Hunter86004
Member
Not to stray off the topic of bump stocks, but the ATF attempt to ban M855 had sound legal reasoning behind it based strictly on the statute. The statute bans any handgun ammunition with a steel core (mild or hardened is is not specified in the law), and the slew of AR pistols now on the market made the 5.56x45 cartridge a pistol cartridge.
18 U.S. Code § 921(a)(17)(B)
(B)The term “armor piercing ammunition” means—
(i) a projectile or projectile core which may be used in a handgun and which is constructed entirely (excluding the presence of traces of other substances) from one or a combination of tungsten alloys, steel, iron, brass, bronze, beryllium copper, or depleted uranium; or
(ii) a full jacketed projectile larger than .22 caliber designed and intended for use in a handgun and whose jacket has a weight of more than 25 percent of the total weight of the projectile.
The only exception to the above is a finding by the Attorney General that the projectile in question is primarily intended to be used for sporting or industrial purposes. M855 currently operates under just such a sporting purposes exemption, but any future Attorney General could reverse that decision.

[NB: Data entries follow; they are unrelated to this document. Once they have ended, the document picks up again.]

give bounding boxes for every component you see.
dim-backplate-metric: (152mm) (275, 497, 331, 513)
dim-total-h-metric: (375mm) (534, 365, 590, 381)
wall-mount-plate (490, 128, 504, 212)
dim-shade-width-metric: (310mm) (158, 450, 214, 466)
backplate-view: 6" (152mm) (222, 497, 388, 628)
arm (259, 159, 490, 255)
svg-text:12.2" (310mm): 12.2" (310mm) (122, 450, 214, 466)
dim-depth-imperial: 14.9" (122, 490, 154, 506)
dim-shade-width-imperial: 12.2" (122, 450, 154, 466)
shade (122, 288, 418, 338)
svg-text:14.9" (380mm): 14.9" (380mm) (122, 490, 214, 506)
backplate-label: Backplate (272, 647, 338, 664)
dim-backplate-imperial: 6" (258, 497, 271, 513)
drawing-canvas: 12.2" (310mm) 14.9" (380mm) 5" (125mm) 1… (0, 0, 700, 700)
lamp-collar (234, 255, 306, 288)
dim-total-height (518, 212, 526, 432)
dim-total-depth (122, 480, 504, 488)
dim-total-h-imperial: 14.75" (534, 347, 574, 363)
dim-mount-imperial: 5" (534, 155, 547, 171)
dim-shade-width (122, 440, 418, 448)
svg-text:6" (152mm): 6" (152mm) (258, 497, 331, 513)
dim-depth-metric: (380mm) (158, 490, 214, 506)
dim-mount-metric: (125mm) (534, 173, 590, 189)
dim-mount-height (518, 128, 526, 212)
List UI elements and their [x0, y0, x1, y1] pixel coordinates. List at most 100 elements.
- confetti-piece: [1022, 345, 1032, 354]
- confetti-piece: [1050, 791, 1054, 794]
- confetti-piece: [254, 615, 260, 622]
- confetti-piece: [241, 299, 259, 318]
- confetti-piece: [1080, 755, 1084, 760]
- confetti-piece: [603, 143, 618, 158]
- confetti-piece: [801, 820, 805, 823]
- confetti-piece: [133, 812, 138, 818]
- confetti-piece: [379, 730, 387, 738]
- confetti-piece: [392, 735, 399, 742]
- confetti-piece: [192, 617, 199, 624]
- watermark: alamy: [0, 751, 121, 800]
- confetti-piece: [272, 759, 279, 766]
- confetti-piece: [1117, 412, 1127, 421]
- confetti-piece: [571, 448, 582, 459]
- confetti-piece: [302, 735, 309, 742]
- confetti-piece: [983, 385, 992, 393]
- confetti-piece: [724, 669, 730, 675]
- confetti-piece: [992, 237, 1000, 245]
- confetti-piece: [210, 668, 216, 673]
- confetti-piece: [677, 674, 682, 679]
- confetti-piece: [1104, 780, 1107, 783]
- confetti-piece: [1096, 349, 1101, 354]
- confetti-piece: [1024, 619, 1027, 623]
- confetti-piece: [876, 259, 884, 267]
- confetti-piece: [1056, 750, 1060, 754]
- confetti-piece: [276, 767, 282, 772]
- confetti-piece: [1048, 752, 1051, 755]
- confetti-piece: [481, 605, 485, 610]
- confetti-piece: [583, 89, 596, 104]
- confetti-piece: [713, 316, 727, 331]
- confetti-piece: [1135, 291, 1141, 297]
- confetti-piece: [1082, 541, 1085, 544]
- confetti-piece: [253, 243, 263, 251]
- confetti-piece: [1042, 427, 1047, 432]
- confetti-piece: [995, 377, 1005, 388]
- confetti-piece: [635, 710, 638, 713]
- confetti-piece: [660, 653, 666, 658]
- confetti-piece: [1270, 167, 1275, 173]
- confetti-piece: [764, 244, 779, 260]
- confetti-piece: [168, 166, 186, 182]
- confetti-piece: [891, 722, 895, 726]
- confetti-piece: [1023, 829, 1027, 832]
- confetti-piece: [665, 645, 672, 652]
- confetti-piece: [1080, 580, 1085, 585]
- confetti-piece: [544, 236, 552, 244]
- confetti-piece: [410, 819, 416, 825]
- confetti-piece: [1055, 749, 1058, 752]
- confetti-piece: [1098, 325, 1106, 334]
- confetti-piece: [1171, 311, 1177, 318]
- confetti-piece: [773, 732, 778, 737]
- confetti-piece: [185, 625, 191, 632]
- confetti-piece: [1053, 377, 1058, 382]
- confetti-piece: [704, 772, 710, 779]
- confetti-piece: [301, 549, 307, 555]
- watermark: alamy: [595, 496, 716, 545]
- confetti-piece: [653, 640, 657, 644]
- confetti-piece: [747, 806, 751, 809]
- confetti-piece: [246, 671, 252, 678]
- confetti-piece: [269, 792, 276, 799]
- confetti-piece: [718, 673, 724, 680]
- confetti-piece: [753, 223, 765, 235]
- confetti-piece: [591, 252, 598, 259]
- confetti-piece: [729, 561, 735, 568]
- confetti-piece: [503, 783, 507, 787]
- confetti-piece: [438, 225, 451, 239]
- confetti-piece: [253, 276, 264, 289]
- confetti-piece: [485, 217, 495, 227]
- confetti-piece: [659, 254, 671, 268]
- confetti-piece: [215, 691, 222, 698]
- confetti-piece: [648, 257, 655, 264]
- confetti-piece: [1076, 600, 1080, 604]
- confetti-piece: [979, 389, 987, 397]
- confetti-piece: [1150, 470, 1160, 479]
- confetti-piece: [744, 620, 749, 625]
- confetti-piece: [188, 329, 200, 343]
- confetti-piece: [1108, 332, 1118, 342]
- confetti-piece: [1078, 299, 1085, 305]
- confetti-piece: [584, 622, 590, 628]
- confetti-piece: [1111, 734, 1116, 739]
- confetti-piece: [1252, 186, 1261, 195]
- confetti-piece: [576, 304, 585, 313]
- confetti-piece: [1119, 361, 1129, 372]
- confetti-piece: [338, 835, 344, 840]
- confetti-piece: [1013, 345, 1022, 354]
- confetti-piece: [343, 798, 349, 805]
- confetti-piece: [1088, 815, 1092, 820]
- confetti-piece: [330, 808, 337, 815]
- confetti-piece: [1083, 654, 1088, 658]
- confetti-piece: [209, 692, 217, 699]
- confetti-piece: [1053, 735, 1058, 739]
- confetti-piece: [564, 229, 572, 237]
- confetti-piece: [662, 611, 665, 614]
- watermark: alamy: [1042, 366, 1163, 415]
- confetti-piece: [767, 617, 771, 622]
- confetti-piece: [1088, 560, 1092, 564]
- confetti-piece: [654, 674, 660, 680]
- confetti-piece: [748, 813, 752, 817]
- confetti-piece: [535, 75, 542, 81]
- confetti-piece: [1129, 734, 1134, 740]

M855 projectiles do not fit under the definition of armor piercing because they do not have a core constructed ENTIRELY of iron or steel. There is a lead slug behind the steel penetrator, which excludes it from being AP and makes it handgun legal. Had ATF not backed away and used the 'sporting purposes' excuse, I would like to know what their "sound legal reasoning" would have been since only Congress and the president's signature can change a statute. Same thing with bump stocks which do not fit the statutory definition of a machinegun.